Objective: The objective of this study was to assess the potential health and budgetary impacts of implementing a pharmacist-involved team-based hypertension management model in the United States.
Research design: In 2017, we evaluated a pharmacist-involved team-based care intervention among 3 targeted groups using a microsimulation model designed to estimate cardiovascular event incidence and associated health care spending in a cross-section of individuals representative of the US population: implementing it among patients with: (1) newly diagnosed hypertension; (2) persistently (≥1 year) uncontrolled blood pressure (BP); or (3) treated, yet persistently uncontrolled BP-and report outcomes over 5 and 20 years. We describe the spending thresholds for each intervention strategy to achieve budget neutrality in 5 years from a payer's perspective.

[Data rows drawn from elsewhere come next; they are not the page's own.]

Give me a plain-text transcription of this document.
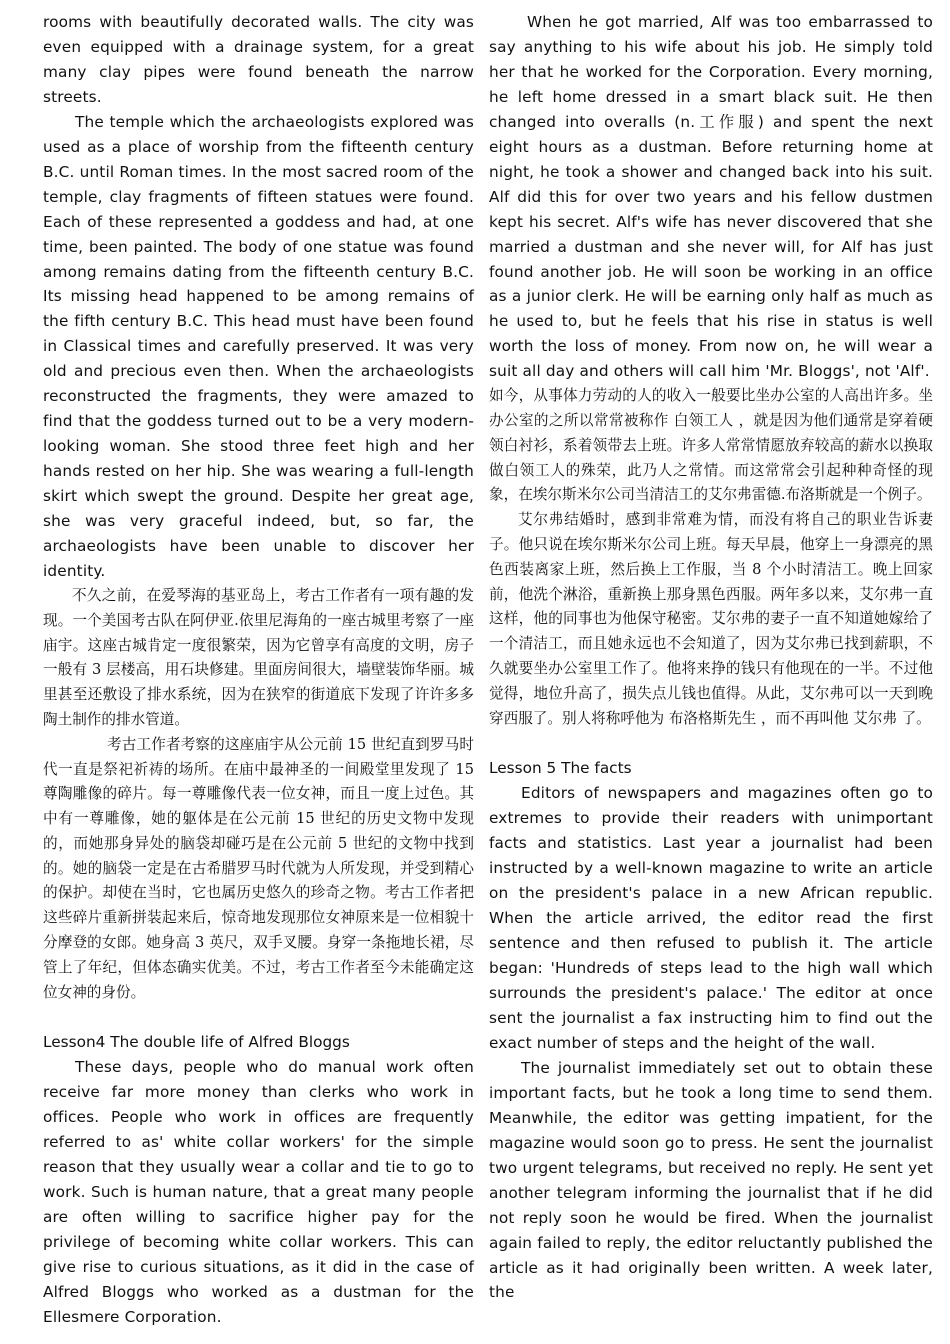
rooms with beautifully decorated walls. The city was even equipped with a drainage system, for a great many clay pipes were found beneath the narrow streets.

The temple which the archaeologists explored was used as a place of worship from the fifteenth century B.C. until Roman times. In the most sacred room of the temple, clay fragments of fifteen statues were found. Each of these represented a goddess and had, at one time, been painted. The body of one statue was found among remains dating from the fifteenth century B.C. Its missing head happened to be among remains of the fifth century B.C. This head must have been found in Classical times and carefully preserved. It was very old and precious even then. When the archaeologists reconstructed the fragments, they were amazed to find that the goddess turned out to be a very modern-looking woman. She stood three feet high and her hands rested on her hip. She was wearing a full-length skirt which swept the ground. Despite her great age, she was very graceful indeed, but, so far, the archaeologists have been unable to discover her identity.

不久之前，在爱琴海的基亚岛上，考古工作者有一项有趣的发现。一个美国考古队在阿伊亚.依里尼海角的一座古城里考察了一座庙宇。这座古城肯定一度很繁荣，因为它曾享有高度的文明，房子一般有 3 层楼高，用石块修建。里面房间很大，墙壁装饰华丽。城里甚至还敷设了排水系统，因为在狭窄的街道底下发现了许许多多陶土制作的排水管道。

考古工作者考察的这座庙宇从公元前 15 世纪直到罗马时代一直是祭祀祈祷的场所。在庙中最神圣的一间殿堂里发现了 15 尊陶雕像的碎片。每一尊雕像代表一位女神，而且一度上过色。其中有一尊雕像，她的躯体是在公元前 15 世纪的历史文物中发现的，而她那身异处的脑袋却碰巧是在公元前 5 世纪的文物中找到的。她的脑袋一定是在古希腊罗马时代就为人所发现，并受到精心的保护。却使在当时，它也属历史悠久的珍奇之物。考古工作者把这些碎片重新拼装起来后，惊奇地发现那位女神原来是一位相貌十分摩登的女郎。她身高 3 英尺，双手叉腰。身穿一条拖地长裙，尽管上了年纪，但体态确实优美。不过，考古工作者至今未能确定这位女神的身份。

Lesson4 The double life of Alfred Bloggs

These days, people who do manual work often receive far more money than clerks who work in offices. People who work in offices are frequently referred to as' white collar workers' for the simple reason that they usually wear a collar and tie to go to work. Such is human nature, that a great many people are often willing to sacrifice higher pay for the privilege of becoming white collar workers. This can give rise to curious situations, as it did in the case of Alfred Bloggs who worked as a dustman for the Ellesmere Corporation.

When he got married, Alf was too embarrassed to say anything to his wife about his job. He simply told her that he worked for the Corporation. Every morning, he left home dressed in a smart black suit. He then changed into overalls (n.工作服) and spent the next eight hours as a dustman. Before returning home at night, he took a shower and changed back into his suit. Alf did this for over two years and his fellow dustmen kept his secret. Alf's wife has never discovered that she married a dustman and she never will, for Alf has just found another job. He will soon be working in an office as a junior clerk. He will be earning only half as much as he used to, but he feels that his rise in status is well worth the loss of money. From now on, he will wear a suit all day and others will call him 'Mr. Bloggs', not 'Alf'.

如今，从事体力劳动的人的收入一般要比坐办公室的人高出许多。坐办公室的之所以常常被称作 白领工人 ，就是因为他们通常是穿着硬领白衬衫，系着领带去上班。许多人常常情愿放弃较高的薪水以换取做白领工人的殊荣，此乃人之常情。而这常常会引起种种奇怪的现象，在埃尔斯米尔公司当清洁工的艾尔弗雷德.布洛斯就是一个例子。

艾尔弗结婚时，感到非常难为情，而没有将自己的职业告诉妻子。他只说在埃尔斯米尔公司上班。每天早晨，他穿上一身漂亮的黑色西装离家上班，然后换上工作服，当 8 个小时清洁工。晚上回家前，他洗个淋浴，重新换上那身黑色西服。两年多以来，艾尔弗一直这样，他的同事也为他保守秘密。艾尔弗的妻子一直不知道她嫁给了一个清洁工，而且她永远也不会知道了，因为艾尔弗已找到薪职，不久就要坐办公室里工作了。他将来挣的钱只有他现在的一半。不过他觉得，地位升高了，损失点儿钱也值得。从此，艾尔弗可以一天到晚穿西服了。别人将称呼他为 布洛格斯先生 ，而不再叫他 艾尔弗 了。

Lesson 5 The facts

Editors of newspapers and magazines often go to extremes to provide their readers with unimportant facts and statistics. Last year a journalist had been instructed by a well-known magazine to write an article on the president's palace in a new African republic. When the article arrived, the editor read the first sentence and then refused to publish it. The article began: 'Hundreds of steps lead to the high wall which surrounds the president's palace.' The editor at once sent the journalist a fax instructing him to find out the exact number of steps and the height of the wall.

The journalist immediately set out to obtain these important facts, but he took a long time to send them. Meanwhile, the editor was getting impatient, for the magazine would soon go to press. He sent the journalist two urgent telegrams, but received no reply. He sent yet another telegram informing the journalist that if he did not reply soon he would be fired. When the journalist again failed to reply, the editor reluctantly published the article as it had originally been written. A week later, the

Results: Offering this intervention could prevent 22.9-36.8 million person-years of uncontrolled BP and 77,200-230,900 heart attacks and strokes in 5 years (83.8-174.8 million and 393,200-922,900 in 20 years, respectively). Health and economic benefits strongly favored groups 2 and 3. Assuming an intervention cost of $525 per enrollee, the intervention generates 5-year budgetary cost-savings only for Medicare among groups 2 and 3. To achieve budget neutrality in 5 years across all groups, intervention costs per person need to be around $35 for Medicaid, $180 for private insurance, and $335 for Medicare enrollees.
Conclusions: Adopting a pharmacist-involved team-based hypertension model could substantially improve BP control and cardiovascular outcomes in the United States. Net cost-savings among groups 2 and 3 make a compelling case for Medicare, but favorable economics may also be possible for private insurers, particularly if innovations could moderately lower the cost of delivering an effective intervention.